Subject: | inconsistencies with UTF-8 handling |
Date: | Fri, 27 Mar 2015 11:41:34 +0700 |
To: | bug-DBD-Pg [...] rt.cpan.org |
From: | Пушкин Сергей <pushkinsv [...] gmail.com> |
Hello !
there are some inconsistencies in utf8 implementation, which take place
when pg_enable_utf8 attribute is not set.
old utf8 implementation did not have these problems, things were broken
in commit a59bf0de40 and they still are.
last good commit is 2f8f77aa97, at version 3.2.1.
1) input text and parameter values for prepared statements are always
required to have utf8 flag set, even when pg_enable_utf8 is not set.

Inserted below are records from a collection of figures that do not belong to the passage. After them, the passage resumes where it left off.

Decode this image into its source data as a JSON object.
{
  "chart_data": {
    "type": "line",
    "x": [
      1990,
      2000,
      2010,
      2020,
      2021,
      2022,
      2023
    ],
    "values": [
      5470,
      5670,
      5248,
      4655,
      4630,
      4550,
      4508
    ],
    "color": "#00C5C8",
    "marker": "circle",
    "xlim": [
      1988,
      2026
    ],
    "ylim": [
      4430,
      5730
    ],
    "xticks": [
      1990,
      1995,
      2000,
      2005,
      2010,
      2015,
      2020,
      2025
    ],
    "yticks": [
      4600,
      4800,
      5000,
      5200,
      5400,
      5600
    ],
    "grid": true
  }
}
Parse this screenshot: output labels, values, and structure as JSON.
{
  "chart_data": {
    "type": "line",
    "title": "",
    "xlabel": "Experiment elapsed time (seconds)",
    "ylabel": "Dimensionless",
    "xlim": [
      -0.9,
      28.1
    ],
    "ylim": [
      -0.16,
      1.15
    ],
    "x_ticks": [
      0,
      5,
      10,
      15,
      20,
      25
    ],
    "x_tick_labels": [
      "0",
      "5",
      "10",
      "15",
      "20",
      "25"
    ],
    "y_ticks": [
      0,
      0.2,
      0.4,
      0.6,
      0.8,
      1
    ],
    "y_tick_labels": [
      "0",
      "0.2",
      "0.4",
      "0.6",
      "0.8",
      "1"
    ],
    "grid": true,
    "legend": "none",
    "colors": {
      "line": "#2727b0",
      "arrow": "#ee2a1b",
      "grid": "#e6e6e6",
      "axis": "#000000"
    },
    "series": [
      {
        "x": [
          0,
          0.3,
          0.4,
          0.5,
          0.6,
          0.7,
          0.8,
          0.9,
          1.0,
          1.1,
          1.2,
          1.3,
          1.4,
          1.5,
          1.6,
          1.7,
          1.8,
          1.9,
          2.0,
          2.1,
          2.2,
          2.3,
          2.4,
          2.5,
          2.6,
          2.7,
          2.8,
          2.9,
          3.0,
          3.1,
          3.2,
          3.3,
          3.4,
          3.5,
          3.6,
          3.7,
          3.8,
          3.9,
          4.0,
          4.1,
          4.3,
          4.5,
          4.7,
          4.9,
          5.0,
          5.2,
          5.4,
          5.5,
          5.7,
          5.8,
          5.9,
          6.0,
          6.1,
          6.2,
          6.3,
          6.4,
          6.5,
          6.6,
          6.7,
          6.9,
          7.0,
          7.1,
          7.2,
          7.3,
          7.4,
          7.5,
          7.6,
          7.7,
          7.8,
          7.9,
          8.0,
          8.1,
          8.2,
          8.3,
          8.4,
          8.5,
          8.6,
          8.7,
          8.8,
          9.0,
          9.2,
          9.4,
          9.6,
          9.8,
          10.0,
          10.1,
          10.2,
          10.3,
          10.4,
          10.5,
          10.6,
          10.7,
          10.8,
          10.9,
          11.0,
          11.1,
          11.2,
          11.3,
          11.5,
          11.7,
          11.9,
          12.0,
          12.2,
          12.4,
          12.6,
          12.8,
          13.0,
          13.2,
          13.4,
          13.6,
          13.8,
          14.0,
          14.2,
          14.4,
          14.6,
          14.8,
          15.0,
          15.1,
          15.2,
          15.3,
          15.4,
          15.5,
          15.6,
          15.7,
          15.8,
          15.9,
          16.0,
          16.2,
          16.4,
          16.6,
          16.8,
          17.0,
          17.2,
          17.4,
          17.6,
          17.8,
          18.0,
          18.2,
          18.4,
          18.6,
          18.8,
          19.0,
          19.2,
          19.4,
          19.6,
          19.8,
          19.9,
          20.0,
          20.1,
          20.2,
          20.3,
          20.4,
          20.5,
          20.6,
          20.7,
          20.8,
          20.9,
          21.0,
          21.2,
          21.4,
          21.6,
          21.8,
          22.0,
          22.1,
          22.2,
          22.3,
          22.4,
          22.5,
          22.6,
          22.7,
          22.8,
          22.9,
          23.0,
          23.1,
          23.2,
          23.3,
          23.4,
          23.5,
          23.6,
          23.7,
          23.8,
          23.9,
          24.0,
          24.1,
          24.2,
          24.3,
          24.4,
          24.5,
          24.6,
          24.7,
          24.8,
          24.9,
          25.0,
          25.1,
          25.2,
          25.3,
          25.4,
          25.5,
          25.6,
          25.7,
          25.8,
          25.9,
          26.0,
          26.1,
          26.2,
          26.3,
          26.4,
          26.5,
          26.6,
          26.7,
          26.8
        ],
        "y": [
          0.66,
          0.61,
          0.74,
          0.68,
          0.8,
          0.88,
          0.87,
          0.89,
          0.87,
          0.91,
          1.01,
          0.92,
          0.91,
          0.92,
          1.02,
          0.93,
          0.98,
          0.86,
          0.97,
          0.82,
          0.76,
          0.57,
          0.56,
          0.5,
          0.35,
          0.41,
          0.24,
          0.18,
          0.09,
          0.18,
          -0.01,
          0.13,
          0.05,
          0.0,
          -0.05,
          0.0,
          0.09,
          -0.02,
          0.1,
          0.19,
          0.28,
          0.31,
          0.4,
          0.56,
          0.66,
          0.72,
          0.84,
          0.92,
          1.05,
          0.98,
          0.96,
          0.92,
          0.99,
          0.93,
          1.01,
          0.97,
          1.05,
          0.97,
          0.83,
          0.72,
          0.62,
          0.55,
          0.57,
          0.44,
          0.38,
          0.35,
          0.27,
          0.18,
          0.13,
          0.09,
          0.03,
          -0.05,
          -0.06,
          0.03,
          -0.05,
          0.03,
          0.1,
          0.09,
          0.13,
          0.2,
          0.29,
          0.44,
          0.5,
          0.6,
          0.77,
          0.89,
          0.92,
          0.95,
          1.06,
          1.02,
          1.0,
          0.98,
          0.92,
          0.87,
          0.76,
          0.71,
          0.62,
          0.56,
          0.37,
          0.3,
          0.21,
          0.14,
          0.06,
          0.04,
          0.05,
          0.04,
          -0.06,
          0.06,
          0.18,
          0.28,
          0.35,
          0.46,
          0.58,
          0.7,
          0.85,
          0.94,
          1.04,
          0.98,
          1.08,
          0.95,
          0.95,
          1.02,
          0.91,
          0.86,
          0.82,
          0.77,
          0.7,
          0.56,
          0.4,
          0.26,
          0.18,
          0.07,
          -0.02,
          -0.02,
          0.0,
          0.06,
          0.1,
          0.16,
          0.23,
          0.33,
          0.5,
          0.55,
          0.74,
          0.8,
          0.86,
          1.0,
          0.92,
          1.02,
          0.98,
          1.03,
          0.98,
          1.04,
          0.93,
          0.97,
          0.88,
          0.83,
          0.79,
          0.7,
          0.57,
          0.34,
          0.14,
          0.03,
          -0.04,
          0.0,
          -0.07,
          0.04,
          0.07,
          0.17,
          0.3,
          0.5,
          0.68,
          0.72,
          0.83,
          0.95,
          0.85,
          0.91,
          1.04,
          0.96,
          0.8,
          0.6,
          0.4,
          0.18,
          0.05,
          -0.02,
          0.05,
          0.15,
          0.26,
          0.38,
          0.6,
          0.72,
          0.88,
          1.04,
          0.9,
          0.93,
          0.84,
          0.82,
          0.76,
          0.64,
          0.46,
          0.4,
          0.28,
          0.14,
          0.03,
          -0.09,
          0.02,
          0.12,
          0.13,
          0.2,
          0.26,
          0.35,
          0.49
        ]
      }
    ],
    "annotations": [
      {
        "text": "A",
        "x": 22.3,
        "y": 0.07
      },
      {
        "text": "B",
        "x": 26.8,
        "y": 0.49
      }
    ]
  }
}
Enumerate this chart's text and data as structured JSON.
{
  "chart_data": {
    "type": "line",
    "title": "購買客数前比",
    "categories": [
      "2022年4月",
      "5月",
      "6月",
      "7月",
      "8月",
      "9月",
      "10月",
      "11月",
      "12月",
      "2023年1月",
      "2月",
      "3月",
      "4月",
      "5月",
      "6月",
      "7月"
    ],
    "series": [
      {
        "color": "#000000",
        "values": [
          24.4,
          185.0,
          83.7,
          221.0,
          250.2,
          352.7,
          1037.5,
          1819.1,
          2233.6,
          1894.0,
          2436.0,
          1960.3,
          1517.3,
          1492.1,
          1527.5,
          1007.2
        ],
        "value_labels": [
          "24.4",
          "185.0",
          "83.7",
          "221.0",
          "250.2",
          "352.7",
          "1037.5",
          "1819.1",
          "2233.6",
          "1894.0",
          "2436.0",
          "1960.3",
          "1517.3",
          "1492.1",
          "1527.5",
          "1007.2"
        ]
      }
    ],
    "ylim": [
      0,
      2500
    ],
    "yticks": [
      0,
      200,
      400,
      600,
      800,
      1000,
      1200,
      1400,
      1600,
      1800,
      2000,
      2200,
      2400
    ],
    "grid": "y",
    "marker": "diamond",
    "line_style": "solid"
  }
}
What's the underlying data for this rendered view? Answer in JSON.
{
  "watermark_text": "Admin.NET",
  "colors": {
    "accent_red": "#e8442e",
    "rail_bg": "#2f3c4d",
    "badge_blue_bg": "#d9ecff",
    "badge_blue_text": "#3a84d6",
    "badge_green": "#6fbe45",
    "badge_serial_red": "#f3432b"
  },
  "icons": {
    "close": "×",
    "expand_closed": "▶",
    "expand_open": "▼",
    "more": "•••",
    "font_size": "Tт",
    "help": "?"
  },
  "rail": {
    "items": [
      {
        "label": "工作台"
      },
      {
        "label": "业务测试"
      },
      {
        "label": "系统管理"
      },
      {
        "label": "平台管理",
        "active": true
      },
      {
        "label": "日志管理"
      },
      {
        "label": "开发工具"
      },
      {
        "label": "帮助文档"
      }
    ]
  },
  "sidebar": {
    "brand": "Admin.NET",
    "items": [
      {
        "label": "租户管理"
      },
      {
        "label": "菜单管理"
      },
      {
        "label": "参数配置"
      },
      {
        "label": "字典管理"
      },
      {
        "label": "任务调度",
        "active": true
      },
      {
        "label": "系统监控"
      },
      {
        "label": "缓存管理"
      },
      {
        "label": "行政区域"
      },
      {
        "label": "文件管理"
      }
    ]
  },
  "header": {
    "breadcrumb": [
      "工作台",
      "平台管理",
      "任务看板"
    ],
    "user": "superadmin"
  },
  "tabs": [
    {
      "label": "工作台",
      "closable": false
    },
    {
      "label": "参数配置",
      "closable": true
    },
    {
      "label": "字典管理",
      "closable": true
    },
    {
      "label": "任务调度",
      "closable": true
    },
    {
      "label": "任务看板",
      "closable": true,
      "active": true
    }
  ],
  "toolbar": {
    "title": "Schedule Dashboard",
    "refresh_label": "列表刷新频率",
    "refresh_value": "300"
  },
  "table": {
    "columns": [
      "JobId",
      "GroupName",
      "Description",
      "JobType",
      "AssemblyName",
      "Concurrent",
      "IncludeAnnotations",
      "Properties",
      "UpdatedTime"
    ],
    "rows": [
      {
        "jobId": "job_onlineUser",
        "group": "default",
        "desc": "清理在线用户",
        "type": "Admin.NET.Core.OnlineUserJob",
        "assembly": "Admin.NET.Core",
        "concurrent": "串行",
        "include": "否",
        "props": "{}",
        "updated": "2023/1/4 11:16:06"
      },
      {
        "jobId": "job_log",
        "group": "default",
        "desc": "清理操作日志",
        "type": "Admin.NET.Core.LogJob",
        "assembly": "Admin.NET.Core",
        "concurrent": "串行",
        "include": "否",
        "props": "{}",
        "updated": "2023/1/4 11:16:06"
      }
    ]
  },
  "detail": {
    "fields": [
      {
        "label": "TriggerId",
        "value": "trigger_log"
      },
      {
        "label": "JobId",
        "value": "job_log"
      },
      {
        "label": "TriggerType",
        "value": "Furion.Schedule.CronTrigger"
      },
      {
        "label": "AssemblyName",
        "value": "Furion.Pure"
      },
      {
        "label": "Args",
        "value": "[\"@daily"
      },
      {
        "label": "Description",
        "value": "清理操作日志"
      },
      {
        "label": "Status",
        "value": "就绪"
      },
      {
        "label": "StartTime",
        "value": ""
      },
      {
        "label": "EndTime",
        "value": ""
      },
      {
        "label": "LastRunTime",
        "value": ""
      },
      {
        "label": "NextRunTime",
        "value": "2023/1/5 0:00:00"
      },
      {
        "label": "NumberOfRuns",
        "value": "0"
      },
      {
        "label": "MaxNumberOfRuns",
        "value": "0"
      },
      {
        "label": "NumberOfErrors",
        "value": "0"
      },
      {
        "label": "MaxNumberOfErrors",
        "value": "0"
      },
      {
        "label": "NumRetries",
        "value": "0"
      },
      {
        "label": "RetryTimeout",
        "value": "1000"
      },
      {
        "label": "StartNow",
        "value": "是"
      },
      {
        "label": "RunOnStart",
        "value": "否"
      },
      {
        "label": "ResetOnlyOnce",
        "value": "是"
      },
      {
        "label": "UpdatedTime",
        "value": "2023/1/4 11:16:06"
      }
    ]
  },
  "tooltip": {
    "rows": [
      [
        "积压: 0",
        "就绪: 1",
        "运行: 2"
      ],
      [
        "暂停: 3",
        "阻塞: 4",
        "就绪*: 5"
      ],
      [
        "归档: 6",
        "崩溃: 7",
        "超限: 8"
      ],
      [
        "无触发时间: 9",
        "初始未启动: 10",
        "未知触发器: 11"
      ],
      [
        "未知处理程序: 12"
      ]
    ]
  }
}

if statement text is utf8, but without utf8 flag set, it will be
double encoded by sv_utf8_upgrade and thus broken, for example cyrillic
characters 'тест' will turn into 'ÑеÑÑ' before sending to database.
example:
assuming database has table "test" with column "тест" with row
with text value 'тест'
no utf8;
$dbh->{pg_enable_utf8}=0;
$r=$dbh->selectall_arrayref(qq\select * from test where
тест='тест'\,{Slice=>{}});
# DBD::Pg::db selectall_arrayref failed: ERROR: column "ÑеÑÑ" does not
exist
2) input text for unprepared statements ("do" without bound arguments)
is not altered and sent to database as is.
this is not a problem, but differs in behavior from "do" with bind
arguments and other ways of running prepared statements
(prepare/execute/fetch,
selectrow_, selectall_, etc)
example:
no utf8;
$dbh->{pg_enable_utf8}=0;
$r=$dbh->do("select *,тест from test where тест='тест'");
# will return 1 as it should be
$r=$dbh->do("select *,тест from test where тест=?",undef,'тест');
# DBD::Pg::db do failed: ERROR: column "ÑеÑÑ" does not exist
3) the returned column names are always have utf8 flag set, regardless of
pg_enable_utf8 state.
example:
no utf8;
$dbh->{pg_enable_utf8}=0;
$r=$dbh->selectall_arrayref(qq\select * from test\,{Slice=>{}});
use Devel::Peek;
Dump $_ foreach keys $r->[0];
outputs:
SV = PV(0x1861120) at 0x185fb80
REFCNT = 2
FLAGS = (POK,IsCOW,pPOK,UTF8)
PV = 0x1910da0 "\321\202\320\265\321\201\321\202" [UTF8
"\x{442}\x{435}\x{441}\x{442}"]
CUR = 8
LEN = 0
I suggest attached patch dbdimp-utf8-f075d2a9be.diff, which fixes these
problems.
Patch should be applied to dbdimp.c at revision f075d2a9be.
Also i created pull request on GitHub:
https://github.com/bucardo/dbdpg/pull/17
Thanks for reading !
--
Serge Pushkin
Message body is not shown because sender requested not to inline it.